The information included in Item 8.01 is incorporated into this Item by reference.

The shares of Class A Common Stock (as defined below) were offered and sold in a private placement on November 12, 2020 in reliance on Section 4(a)(2) of the Securities Act of 1933, as amended, or the Securities Act, and Rule 506 of Regulation D of the Securities Act and in reliance on similar exemptions under applicable state laws. The purchaser represented that it is an accredited investor within the meaning of Rule 501(a) of Regulation D. The shares of Class A Common Stock issued in the private placement were offered without any general solicitation by the Company (as defined below) or its representatives.




Item 8.01. Other Events


As previously disclosed on a Current Report on Form 8-K, as filed with the Securities and Exchange Commission on October 22, 2020, on October 16, 2020, 5:01 Acquisition Corp. (the "Company") consummated its initial public offering (the "IPO") of 8,000,000 shares of its Class A common stock, par value $0.0001 per share ("Class A Common Stock"), generating gross proceeds to the Company of $80,000,000. The Company granted the underwriter in the IPO a 45-day option to purchase up to 1,200,000 additional shares of Class A Common Stock to cover over-allotments, if any.

Substantially concurrently with the closing of the IPO, the Company completed the private sale of 360,000 shares of Class A Common Stock to the Company's sponsor, 5:01 Acquisition LLC, at a purchase price of $10.00 per share, generating gross proceeds to the Company of $3,600,000.

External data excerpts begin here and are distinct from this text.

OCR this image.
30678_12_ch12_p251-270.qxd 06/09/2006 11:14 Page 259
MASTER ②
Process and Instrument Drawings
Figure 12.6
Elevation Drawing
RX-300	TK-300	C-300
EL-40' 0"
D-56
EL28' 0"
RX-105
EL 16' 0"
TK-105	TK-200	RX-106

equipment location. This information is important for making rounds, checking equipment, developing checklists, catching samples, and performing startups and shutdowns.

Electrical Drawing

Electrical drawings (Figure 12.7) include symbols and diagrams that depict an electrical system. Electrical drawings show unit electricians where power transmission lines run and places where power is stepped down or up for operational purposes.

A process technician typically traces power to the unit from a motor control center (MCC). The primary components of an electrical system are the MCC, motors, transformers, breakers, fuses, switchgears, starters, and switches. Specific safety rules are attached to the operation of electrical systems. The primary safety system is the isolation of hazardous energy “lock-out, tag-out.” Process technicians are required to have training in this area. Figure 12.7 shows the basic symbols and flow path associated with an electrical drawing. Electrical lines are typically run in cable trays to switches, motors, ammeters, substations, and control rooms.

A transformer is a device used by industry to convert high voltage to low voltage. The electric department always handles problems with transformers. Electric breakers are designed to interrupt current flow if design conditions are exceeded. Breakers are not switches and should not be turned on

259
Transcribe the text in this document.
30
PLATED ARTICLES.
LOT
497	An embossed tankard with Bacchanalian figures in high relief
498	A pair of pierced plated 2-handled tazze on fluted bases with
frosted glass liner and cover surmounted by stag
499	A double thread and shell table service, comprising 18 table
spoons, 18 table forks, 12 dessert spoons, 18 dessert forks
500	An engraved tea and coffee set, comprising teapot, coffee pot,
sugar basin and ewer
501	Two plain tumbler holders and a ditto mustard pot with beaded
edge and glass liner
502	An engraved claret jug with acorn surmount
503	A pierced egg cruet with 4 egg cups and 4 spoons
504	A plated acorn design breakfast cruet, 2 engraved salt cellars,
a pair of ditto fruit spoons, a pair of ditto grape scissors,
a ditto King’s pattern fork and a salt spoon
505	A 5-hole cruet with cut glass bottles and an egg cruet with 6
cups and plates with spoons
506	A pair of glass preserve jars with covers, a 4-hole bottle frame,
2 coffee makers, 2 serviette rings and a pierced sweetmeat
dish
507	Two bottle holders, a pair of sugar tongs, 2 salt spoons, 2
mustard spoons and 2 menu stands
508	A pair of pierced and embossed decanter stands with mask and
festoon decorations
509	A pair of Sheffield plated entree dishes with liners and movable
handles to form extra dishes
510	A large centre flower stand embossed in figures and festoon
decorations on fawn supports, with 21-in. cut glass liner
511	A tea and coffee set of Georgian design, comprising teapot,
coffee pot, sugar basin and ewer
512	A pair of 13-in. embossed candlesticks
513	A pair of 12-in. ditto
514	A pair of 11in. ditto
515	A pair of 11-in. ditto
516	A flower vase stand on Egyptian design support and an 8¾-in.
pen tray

Subsequently, on November 9, 2020, the underwriter exercised the over-allotment option in part, and the closing of the issuance and sale of the additional 256,273 shares of Class A Common Stock (the "Over-Allotment Shares") occurred on November 12, 2020. In connection with the over-allotment exercise, the Company issued 256,273 Over-Allotment Shares at a price of $10.00 per share, generating total gross proceeds of approximately $2.6 million. After giving effect to the issuance of the Over-Allotment Shares, the over-allotment option remains exercisable for up to 943,727 shares of Class A Common Stock.

Substantially concurrently with the closing of the sale of the Over-Allotment Shares, the Company completed the private sale of 5,126 shares of Class A Common Stock to the Company's sponsor, 5:01 Acquisition LLC, at a purchase price of $10.00 per share, generating gross proceeds to the Company of $51,260.

A total of $82.6 million of the net proceeds from the sale of shares of Class A Common Stock in the IPO (including the Over-Allotment Shares) and the private placements on October 16, 2020 and November 12, 2020 were placed in a trust account established for the benefit of the Company's public shareholders.

Included with this report as Exhibit 99.1 is a pro-forma balance sheet reflecting the partial exercise of the over-allotment option.